Opinion: What we need is to end hunger

Agri-cultures, published by Farming Matters | 28.3 | September 2012
Eric Holt-Gimenez argues that there is a difference between producing more food and ending hunger.
A recent study published in Nature found that organic systems yield, on average, 25% less than conventional, chemical systems — although this is highly variable and context-specific (V. Seufert, N. Ramankutty and J.A. Foley, 2012). Embracing conventional wisdom, its authors argue for a combination of conventional and organic farming to meet “the twin challenge of feeding a growing population, with rising demand for meat and high-calorie diets, while simultaneously minimising its global environmental impacts”. Unfortunately, neither the study nor conventional wisdom addresses the real cause of hunger.
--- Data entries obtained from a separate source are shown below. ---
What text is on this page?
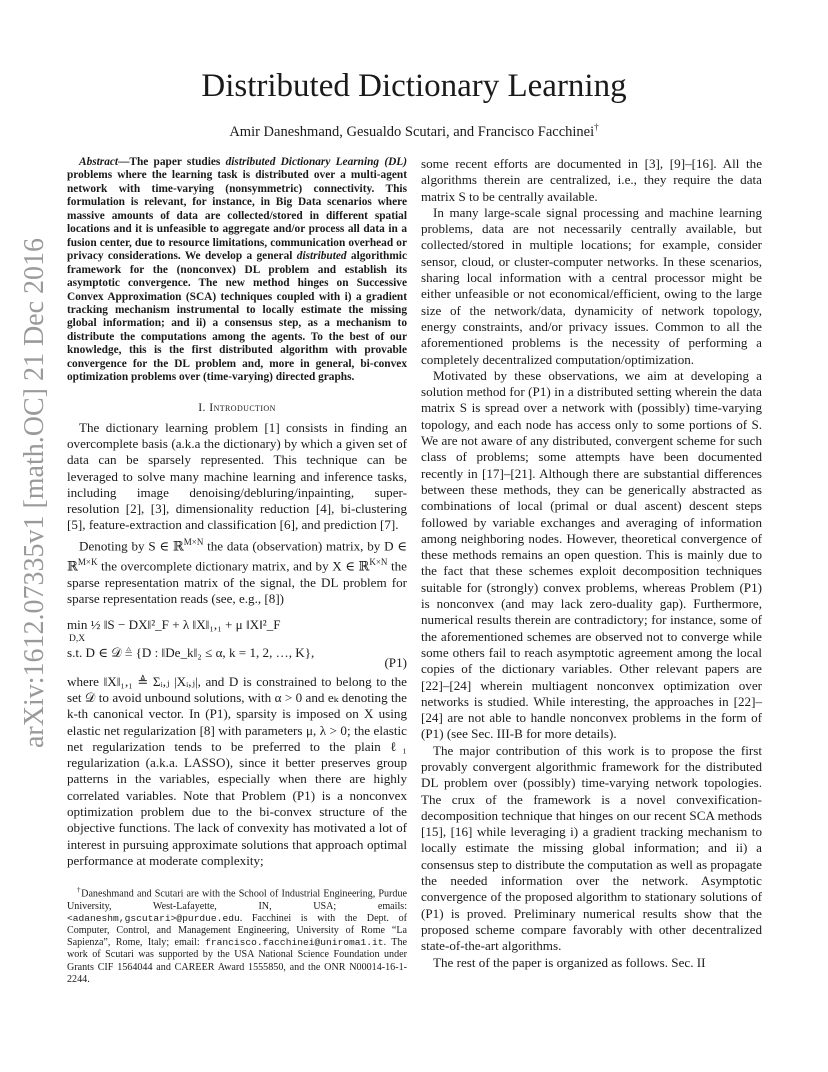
Distributed Dictionary Learning
Amir Daneshmand, Gesualdo Scutari, and Francisco Facchinei†
arXiv:1612.07335v1 [math.OC] 21 Dec 2016

Abstract—The paper studies distributed Dictionary Learning (DL) problems where the learning task is distributed over a multi-agent network with time-varying (nonsymmetric) connectivity. This formulation is relevant, for instance, in Big Data scenarios where massive amounts of data are collected/stored in different spatial locations and it is unfeasible to aggregate and/or process all data in a fusion center, due to resource limitations, communication overhead or privacy considerations. We develop a general distributed algorithmic framework for the (nonconvex) DL problem and establish its asymptotic convergence. The new method hinges on Successive Convex Approximation (SCA) techniques coupled with i) a gradient tracking mechanism instrumental to locally estimate the missing global information; and ii) a consensus step, as a mechanism to distribute the computations among the agents. To the best of our knowledge, this is the first distributed algorithm with provable convergence for the DL problem and, more in general, bi-convex optimization problems over (time-varying) directed graphs.

I. Introduction

The dictionary learning problem [1] consists in finding an overcomplete basis (a.k.a the dictionary) by which a given set of data can be sparsely represented. This technique can be leveraged to solve many machine learning and inference tasks, including image denoising/debluring/inpainting, super-resolution [2], [3], dimensionality reduction [4], bi-clustering [5], feature-extraction and classification [6], and prediction [7].

Denoting by S ∈ ℝ$^{M\times N}$ the data (observation) matrix, by D ∈ ℝ$^{M\times K}$ the overcomplete dictionary matrix, and by X ∈ ℝ$^{K\times N}$ the sparse representation matrix of the signal, the DL problem for sparse representation reads (see, e.g., [8])

min ½ ‖S − DX‖²_F + λ ‖X‖₁,₁ + μ ‖X‖²_F
D,X
s.t. D ∈ 𝒟 ≜ {D : ‖De_k‖₂ ≤ α, k = 1, 2, …, K},
(P1)

where ‖X‖₁,₁ ≜ Σᵢ,ⱼ |Xᵢ,ⱼ|, and D is constrained to belong to the set 𝒟 to avoid unbound solutions, with α > 0 and eₖ denoting the k-th canonical vector. In (P1), sparsity is imposed on X using elastic net regularization [8] with parameters μ, λ > 0; the elastic net regularization tends to be preferred to the plain ℓ₁ regularization (a.k.a. LASSO), since it better preserves group patterns in the variables, especially when there are highly correlated variables. Note that Problem (P1) is a nonconvex optimization problem due to the bi-convex structure of the objective functions. The lack of convexity has motivated a lot of interest in pursuing approximate solutions that approach optimal performance at moderate complexity;

†Daneshmand and Scutari are with the School of Industrial Engineering, Purdue University, West-Lafayette, IN, USA; emails: <adaneshm,gscutari>@purdue.edu. Facchinei is with the Dept. of Computer, Control, and Management Engineering, University of Rome “La Sapienza”, Rome, Italy; email: francisco.facchinei@uniroma1.it. The work of Scutari was supported by the USA National Science Foundation under Grants CIF 1564044 and CAREER Award 1555850, and the ONR N00014-16-1-2244.

some recent efforts are documented in [3], [9]–[16]. All the algorithms therein are centralized, i.e., they require the data matrix S to be centrally available.

In many large-scale signal processing and machine learning problems, data are not necessarily centrally available, but collected/stored in multiple locations; for example, consider sensor, cloud, or cluster-computer networks. In these scenarios, sharing local information with a central processor might be either unfeasible or not economical/efficient, owing to the large size of the network/data, dynamicity of network topology, energy constraints, and/or privacy issues. Common to all the aforementioned problems is the necessity of performing a completely decentralized computation/optimization.

Motivated by these observations, we aim at developing a solution method for (P1) in a distributed setting wherein the data matrix S is spread over a network with (possibly) time-varying topology, and each node has access only to some portions of S. We are not aware of any distributed, convergent scheme for such class of problems; some attempts have been documented recently in [17]–[21]. Although there are substantial differences between these methods, they can be generically abstracted as combinations of local (primal or dual ascent) descent steps followed by variable exchanges and averaging of information among neighboring nodes. However, theoretical convergence of these methods remains an open question. This is mainly due to the fact that these schemes exploit decomposition techniques suitable for (strongly) convex problems, whereas Problem (P1) is nonconvex (and may lack zero-duality gap). Furthermore, numerical results therein are contradictory; for instance, some of the aforementioned schemes are observed not to converge while some others fail to reach asymptotic agreement among the local copies of the dictionary variables. Other relevant papers are [22]–[24] wherein multiagent nonconvex optimization over networks is studied. While interesting, the approaches in [22]–[24] are not able to handle nonconvex problems in the form of (P1) (see Sec. III-B for more details).

The major contribution of this work is to propose the first provably convergent algorithmic framework for the distributed DL problem over (possibly) time-varying network topologies. The crux of the framework is a novel convexification-decomposition technique that hinges on our recent SCA methods [15], [16] while leveraging i) a gradient tracking mechanism to locally estimate the missing global information; and ii) a consensus step to distribute the computation as well as propagate the needed information over the network. Asymptotic convergence of the proposed algorithm to stationary solutions of (P1) is proved. Preliminary numerical results show that the proposed scheme compare favorably with other decentralized state-of-the-art algorithms.

The rest of the paper is organized as follows. Sec. II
Hunger is caused by poverty and inequality, not scarcity. For the past two decades the rate of global food production has increased faster than the rate of global population growth. According to the Food and Agriculture Organization, the world produces more than one and a half times enough food to feed everyone on the planet. That’s already enough to feed 10 billion people, the world’s 2050 projected population peak. But the people making less than US$ 2 a day – most of whom are resource-poor farmers cultivating unviable, small plots of land – can’t afford to buy this food. The call to double food production by 2050 only applies if we continue to prioritise the growing population of livestock and cars over hungry people.